I also attended the Strategies and Outlook for the Restaurant Industry event in NYC on Tuesday, hosted by J.H. Cohn, LLP. I tend to look to Gary Levy, who heads J.H. Cohn’s Hospitality practice, and the esteemed panelists he brought together, for good market insights. Here is my general take-away:
· Lenders are back, but only for bigger deals. Franchisees are still being ignored, which will slow up growth. Most lenders are looking for EBITDA north of $15 million.
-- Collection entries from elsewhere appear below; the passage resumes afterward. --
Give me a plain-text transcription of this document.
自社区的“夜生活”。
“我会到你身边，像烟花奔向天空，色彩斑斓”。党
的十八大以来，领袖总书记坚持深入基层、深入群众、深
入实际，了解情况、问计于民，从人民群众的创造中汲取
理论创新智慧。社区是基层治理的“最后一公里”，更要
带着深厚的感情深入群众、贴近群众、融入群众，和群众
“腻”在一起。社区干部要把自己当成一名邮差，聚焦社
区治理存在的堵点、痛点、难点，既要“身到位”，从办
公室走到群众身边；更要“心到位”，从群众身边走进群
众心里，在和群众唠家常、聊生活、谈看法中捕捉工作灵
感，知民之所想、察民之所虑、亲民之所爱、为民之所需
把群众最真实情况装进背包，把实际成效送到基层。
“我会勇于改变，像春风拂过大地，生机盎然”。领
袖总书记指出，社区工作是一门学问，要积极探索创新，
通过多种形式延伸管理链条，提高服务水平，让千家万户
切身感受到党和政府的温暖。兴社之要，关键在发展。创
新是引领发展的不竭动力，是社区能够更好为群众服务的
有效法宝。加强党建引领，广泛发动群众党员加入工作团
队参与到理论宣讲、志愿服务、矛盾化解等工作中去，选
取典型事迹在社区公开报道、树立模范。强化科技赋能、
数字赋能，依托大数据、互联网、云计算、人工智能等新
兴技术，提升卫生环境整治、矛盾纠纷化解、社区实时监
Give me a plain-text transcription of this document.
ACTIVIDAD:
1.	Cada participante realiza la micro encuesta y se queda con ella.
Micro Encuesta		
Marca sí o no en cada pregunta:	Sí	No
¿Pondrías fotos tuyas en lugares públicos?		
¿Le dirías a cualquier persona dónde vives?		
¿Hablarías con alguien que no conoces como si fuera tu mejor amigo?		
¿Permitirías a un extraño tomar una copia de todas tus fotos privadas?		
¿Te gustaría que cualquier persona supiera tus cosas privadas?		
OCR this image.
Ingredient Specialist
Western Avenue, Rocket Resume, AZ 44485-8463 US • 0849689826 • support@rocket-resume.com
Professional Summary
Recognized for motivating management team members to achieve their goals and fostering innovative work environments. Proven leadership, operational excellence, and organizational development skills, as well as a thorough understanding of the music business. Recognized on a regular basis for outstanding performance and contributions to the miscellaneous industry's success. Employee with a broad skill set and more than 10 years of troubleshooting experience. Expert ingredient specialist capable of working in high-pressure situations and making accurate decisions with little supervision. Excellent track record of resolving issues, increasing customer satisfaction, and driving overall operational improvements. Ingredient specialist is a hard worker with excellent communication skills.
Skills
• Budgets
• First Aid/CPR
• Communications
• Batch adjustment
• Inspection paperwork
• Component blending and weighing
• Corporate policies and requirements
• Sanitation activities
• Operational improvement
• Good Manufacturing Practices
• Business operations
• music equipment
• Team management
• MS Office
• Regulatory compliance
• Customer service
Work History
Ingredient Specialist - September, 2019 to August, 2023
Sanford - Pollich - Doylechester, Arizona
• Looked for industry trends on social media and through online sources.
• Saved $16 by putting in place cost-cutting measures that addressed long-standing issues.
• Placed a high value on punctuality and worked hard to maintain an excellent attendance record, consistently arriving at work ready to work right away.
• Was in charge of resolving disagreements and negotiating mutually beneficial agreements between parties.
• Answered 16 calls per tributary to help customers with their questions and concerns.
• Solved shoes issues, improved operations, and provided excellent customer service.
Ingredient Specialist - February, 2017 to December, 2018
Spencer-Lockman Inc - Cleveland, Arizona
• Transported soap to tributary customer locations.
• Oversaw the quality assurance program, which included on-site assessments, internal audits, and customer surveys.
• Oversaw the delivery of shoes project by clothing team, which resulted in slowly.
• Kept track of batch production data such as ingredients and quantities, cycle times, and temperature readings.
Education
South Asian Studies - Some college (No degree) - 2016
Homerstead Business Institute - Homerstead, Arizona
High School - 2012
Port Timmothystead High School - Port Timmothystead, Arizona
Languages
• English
· Equity is still available. Some equity investors are actually, and finally, looking at the lower end of the middle market for opportunity where, in some cases, very early, savvy and experienced investors can play, add value, and realize higher returns with compelling concepts. Historically, this is just for private investors. But, if there is a good 5-10 unit chain with compelling unit level economics, a solid concept that has demonstrated some success in multiple markets, then there is appetite.
· Another new sector being sandwiched between fast casual and casual is being referred to as “Convenient Casual” Not sure about this one, but ok. Remember Home Meal Replacement?
· Private equity is looking for an Italian Chipotle. Why wouldn’t they? Or, even an Asian Chipotle for this Convenient Casual category.
· With the cost of capital around 8.5% and the industry averaging about 7% returns on invested capital (other than Wall Street darling Chipotle at 18%) no one is making any money. Jim, a little help here please?
· The better use of a 6,000 square foot casual dining footprint is, well, 3,000 square feet. Lose the servers enjoy a casual dining check average with takeout volume and better margins.
· Roger Matthews from Goldman Sachs, sees 2011, even 2012 as the start of real recovery in the restaurant sector. Paul Westra from Cowen and Co. sees March, 2010 as the start of the recovery for foodservice. I vote for Paul.
From my seat, there is a certain positive buzz on the street. I do like what I see, at least in San Francisco, Los Angeles and New York where people are spending money at restaurants. Attitude is what I look for, both B2B and B2C. Provided we all believe it, manifest it and leverage the new business lessons we have learned from the past few years, I still believe we are headed for a slow and steady recovery this year.